At Dartmouth College's Computer Science Department, Rus founded and directed the Dartmouth Robotics Laboratory. She is currently the Director of MIT Computer Science and Artificial Intelligence Laboratory (CSAIL) and head of its Distributed Robotics Lab.
Rus is a member of the National Academy of Engineering NAE, and a fellow of AAAI and IEEE. She was also the recipient of an NSF Career award and an Alfred P. Sloan Foundation fellowship, and was a recipient of the 2002 MacArthur Fellowship.
Work
Rus’ research interests include robotics, mobile computing and programmable matter. She is known for her work on self-reconfiguring robots, shape-shifting machines that have the ability to adapt to different environments by altering their internal geometric structure. They do this on their own, without remote control, for locomotion, manipulation, or sensing purposes. She has shown that these self-reconfigurable machines could be used in many situations where the possible obstacles and constraints on movement could not ever be fully anticipated in preprogrammed control software (e.g., deep sea or planetary exploration).

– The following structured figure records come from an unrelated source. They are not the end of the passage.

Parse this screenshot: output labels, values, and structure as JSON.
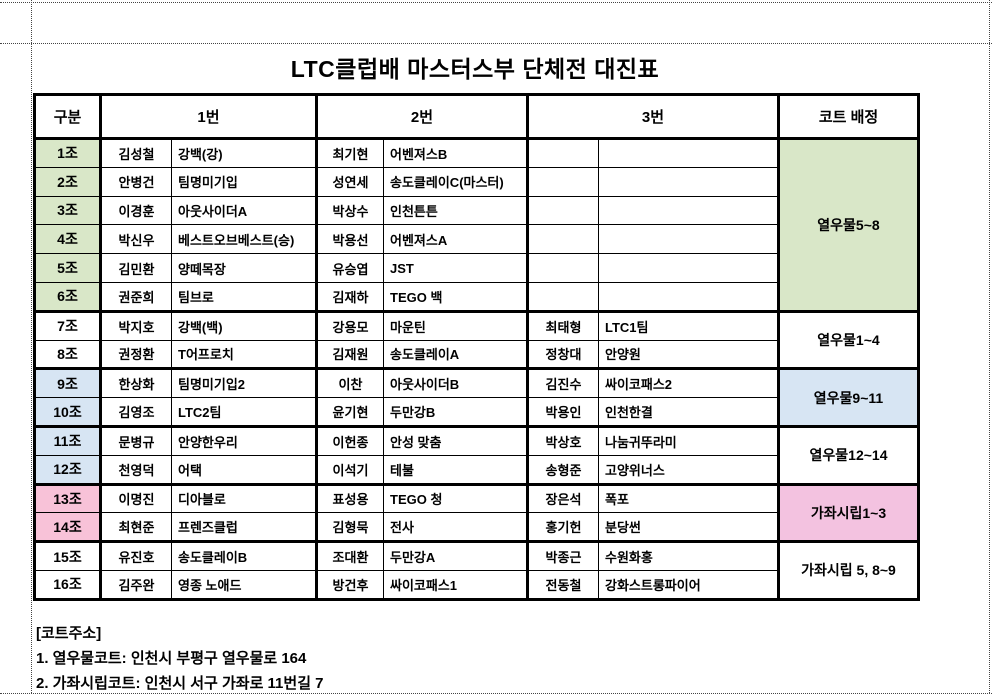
{
  "page": {
    "title": "LTC클럽배 마스터스부 단체전 대진표"
  },
  "table": {
    "headers": {
      "group": "구분",
      "no1": "1번",
      "no2": "2번",
      "no3": "3번",
      "court": "코트 배정"
    },
    "rows": [
      {
        "group": "1조",
        "n1": "김성철",
        "t1": "강백(강)",
        "n2": "최기현",
        "t2": "어벤져스B",
        "n3": "",
        "t3": "",
        "bg": "green"
      },
      {
        "group": "2조",
        "n1": "안병건",
        "t1": "팀명미기입",
        "n2": "성연세",
        "t2": "송도클레이C(마스터)",
        "n3": "",
        "t3": "",
        "bg": "green"
      },
      {
        "group": "3조",
        "n1": "이경훈",
        "t1": "아웃사이더A",
        "n2": "박상수",
        "t2": "인천튼튼",
        "n3": "",
        "t3": "",
        "bg": "green"
      },
      {
        "group": "4조",
        "n1": "박신우",
        "t1": "베스트오브베스트(승)",
        "n2": "박용선",
        "t2": "어벤져스A",
        "n3": "",
        "t3": "",
        "bg": "green"
      },
      {
        "group": "5조",
        "n1": "김민환",
        "t1": "양떼목장",
        "n2": "유승엽",
        "t2": "JST",
        "n3": "",
        "t3": "",
        "bg": "green"
      },
      {
        "group": "6조",
        "n1": "권준희",
        "t1": "팀브로",
        "n2": "김재하",
        "t2": "TEGO 백",
        "n3": "",
        "t3": "",
        "bg": "green"
      },
      {
        "group": "7조",
        "n1": "박지호",
        "t1": "강백(백)",
        "n2": "강용모",
        "t2": "마운틴",
        "n3": "최태형",
        "t3": "LTC1팀",
        "bg": "none"
      },
      {
        "group": "8조",
        "n1": "권정환",
        "t1": "T어프로치",
        "n2": "김재원",
        "t2": "송도클레이A",
        "n3": "정창대",
        "t3": "안양원",
        "bg": "none"
      },
      {
        "group": "9조",
        "n1": "한상화",
        "t1": "팀명미기입2",
        "n2": "이찬",
        "t2": "아웃사이더B",
        "n3": "김진수",
        "t3": "싸이코패스2",
        "bg": "blue"
      },
      {
        "group": "10조",
        "n1": "김영조",
        "t1": "LTC2팀",
        "n2": "윤기현",
        "t2": "두만강B",
        "n3": "박용인",
        "t3": "인천한결",
        "bg": "blue"
      },
      {
        "group": "11조",
        "n1": "문병규",
        "t1": "안양한우리",
        "n2": "이헌종",
        "t2": "안성 맞춤",
        "n3": "박상호",
        "t3": "나눔귀뚜라미",
        "bg": "blue"
      },
      {
        "group": "12조",
        "n1": "천영덕",
        "t1": "어택",
        "n2": "이석기",
        "t2": "테불",
        "n3": "송형준",
        "t3": "고양위너스",
        "bg": "blue"
      },
      {
        "group": "13조",
        "n1": "이명진",
        "t1": "디아블로",
        "n2": "표성용",
        "t2": "TEGO 청",
        "n3": "장은석",
        "t3": "폭포",
        "bg": "pink"
      },
      {
        "group": "14조",
        "n1": "최현준",
        "t1": "프렌즈클럽",
        "n2": "김형묵",
        "t2": "전사",
        "n3": "홍기헌",
        "t3": "분당썬",
        "bg": "pink"
      },
      {
        "group": "15조",
        "n1": "유진호",
        "t1": "송도클레이B",
        "n2": "조대환",
        "t2": "두만강A",
        "n3": "박종근",
        "t3": "수원화홍",
        "bg": "none"
      },
      {
        "group": "16조",
        "n1": "김주완",
        "t1": "영종 노애드",
        "n2": "방건후",
        "t2": "싸이코패스1",
        "n3": "전동철",
        "t3": "강화스트롱파이어",
        "bg": "none"
      }
    ],
    "court_sections": [
      {
        "label": "열우물5~8",
        "span": 6,
        "bg": "green"
      },
      {
        "label": "열우물1~4",
        "span": 2,
        "bg": "none"
      },
      {
        "label": "열우물9~11",
        "span": 2,
        "bg": "blue"
      },
      {
        "label": "열우물12~14",
        "span": 2,
        "bg": "none"
      },
      {
        "label": "가좌시립1~3",
        "span": 2,
        "bg": "pinkc"
      },
      {
        "label": "가좌시립 5, 8~9",
        "span": 2,
        "bg": "none"
      }
    ]
  },
  "footer": {
    "heading": "[코트주소]",
    "line1": "1. 열우물코트: 인천시 부평구 열우물로 164",
    "line2": "2. 가좌시립코트: 인천시 서구 가좌로 11번길 7"
  },
  "colors": {
    "green": "#d9e7c8",
    "blue": "#d7e5f3",
    "pink": "#f8c2d8",
    "pink_court": "#f3c2e0",
    "border": "#000000"
  }
}
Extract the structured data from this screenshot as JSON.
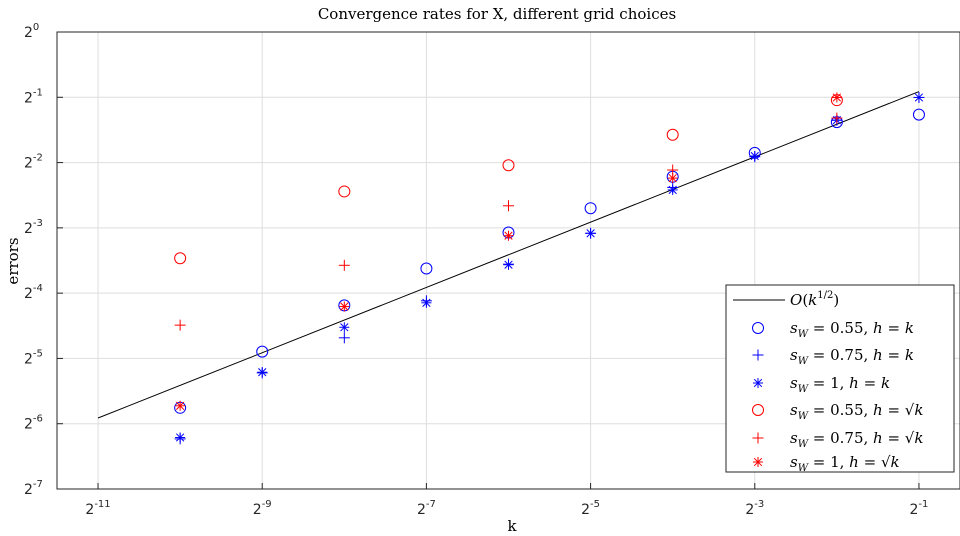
{
  "chart_data": {
    "type": "scatter",
    "title": "Convergence rates for X, different grid choices",
    "xlabel": "k",
    "ylabel": "errors",
    "x_scale": "log2",
    "y_scale": "log2",
    "xlim_exp": [
      -11.5,
      -0.5
    ],
    "ylim_exp": [
      -7,
      0
    ],
    "x_ticks": [
      {
        "base": "2",
        "exp": "-11",
        "e": -11
      },
      {
        "base": "2",
        "exp": "-9",
        "e": -9
      },
      {
        "base": "2",
        "exp": "-7",
        "e": -7
      },
      {
        "base": "2",
        "exp": "-5",
        "e": -5
      },
      {
        "base": "2",
        "exp": "-3",
        "e": -3
      },
      {
        "base": "2",
        "exp": "-1",
        "e": -1
      }
    ],
    "y_ticks": [
      {
        "base": "2",
        "exp": "0",
        "e": 0
      },
      {
        "base": "2",
        "exp": "-1",
        "e": -1
      },
      {
        "base": "2",
        "exp": "-2",
        "e": -2
      },
      {
        "base": "2",
        "exp": "-3",
        "e": -3
      },
      {
        "base": "2",
        "exp": "-4",
        "e": -4
      },
      {
        "base": "2",
        "exp": "-5",
        "e": -5
      },
      {
        "base": "2",
        "exp": "-6",
        "e": -6
      },
      {
        "base": "2",
        "exp": "-7",
        "e": -7
      }
    ],
    "grid": true,
    "legend_position": "bottom-right",
    "reference_line": {
      "name": "O(k^{1/2})",
      "color": "#000000",
      "x": [
        0.00048828,
        0.5
      ],
      "y": [
        0.0166,
        0.5312
      ]
    },
    "series": [
      {
        "name": "s_W = 0.55, h = k",
        "marker": "circle",
        "color": "#0000ff",
        "x": [
          0.0009766,
          0.0019531,
          0.0039063,
          0.0078125,
          0.015625,
          0.03125,
          0.0625,
          0.125,
          0.25,
          0.5
        ],
        "y": [
          0.0185,
          0.0336,
          0.0549,
          0.0812,
          0.119,
          0.154,
          0.215,
          0.277,
          0.384,
          0.416
        ]
      },
      {
        "name": "s_W = 0.75, h = k",
        "marker": "plus",
        "color": "#0000ff",
        "x": [
          0.0009766,
          0.0019531,
          0.0039063,
          0.0078125,
          0.015625,
          0.03125,
          0.0625,
          0.125,
          0.25,
          0.5
        ],
        "y": [
          0.0133,
          0.0268,
          0.0389,
          0.0576,
          0.085,
          0.118,
          0.192,
          0.266,
          0.392,
          0.499
        ]
      },
      {
        "name": "s_W = 1, h = k",
        "marker": "asterisk",
        "color": "#0000ff",
        "x": [
          0.0009766,
          0.0019531,
          0.0039063,
          0.0078125,
          0.015625,
          0.03125,
          0.0625,
          0.125,
          0.25,
          0.5
        ],
        "y": [
          0.0135,
          0.027,
          0.0435,
          0.0564,
          0.0845,
          0.118,
          0.187,
          0.268,
          0.392,
          0.499
        ]
      },
      {
        "name": "s_W = 0.55, h = sqrt(k)",
        "marker": "circle",
        "color": "#ff0000",
        "x": [
          0.0009766,
          0.0039063,
          0.015625,
          0.0625,
          0.25
        ],
        "y": [
          0.0905,
          0.184,
          0.243,
          0.336,
          0.485
        ]
      },
      {
        "name": "s_W = 0.75, h = sqrt(k)",
        "marker": "plus",
        "color": "#ff0000",
        "x": [
          0.0009766,
          0.0039063,
          0.015625,
          0.0625,
          0.25
        ],
        "y": [
          0.0445,
          0.084,
          0.158,
          0.231,
          0.401
        ]
      },
      {
        "name": "s_W = 1, h = sqrt(k)",
        "marker": "asterisk",
        "color": "#ff0000",
        "x": [
          0.0009766,
          0.0039063,
          0.015625,
          0.0625,
          0.25
        ],
        "y": [
          0.0189,
          0.0542,
          0.115,
          0.212,
          0.499
        ]
      }
    ]
  }
}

Networked, distributed, collaborative robotics
Rus's research is focused on developing the science of networked/distributed/collaborative robotics. Simply put, her research answers the question: how can many machines collaborate to achieve a common goal? Distributed networked robot systems consist of multiple robots that are connected by communication. In these systems the robots interact locally with the environment.
The objective is for the system as a whole to have guaranteed global behavior. Distributed robotics is an important area of robotics as it addresses how collections of robots can collaborate to achieve a larger task than each individual robot is capable of doing. Rus was the first to put this area on a firm algorithmic footing.
Development of algorithms
Rus's research addresses the development of algorithms that
- enable collaboration;
- couple tightly communication, control, and perception;
- are scalable and generally independent on the number of units in the system;
- have provable guarantees. An important theme in this work is self-organization: the study of computational processes that interact with each other and with the physical world by means of perception, communication, and change to achieve system reconfiguration in response to the task requirements and the environment.
Distributed Robotics Lab
At MIT CSAIL, Rus heads the Distributed Robotics Lab which conducts research on modular and self-reconfiguring robots, distributed algorithms and systems of self-organizing robots, networks of robots and sensors for first-responders, mobile sensor networks, cooperative underwater robotics, and desktop robotics.
Her lab has created robots that can mimic a variety of human-like actions like tending a garden, dancing, baking cookies from scratch, cutting birthday cakes, among other behaviors. They can also fly in swarms without human aid to perform surveillance functions. She has led numerous groundbreaking research projects in the areas of multi-robot systems and in applications to transportation, security, environmental modeling and monitoring, underwater exploration, and agriculture.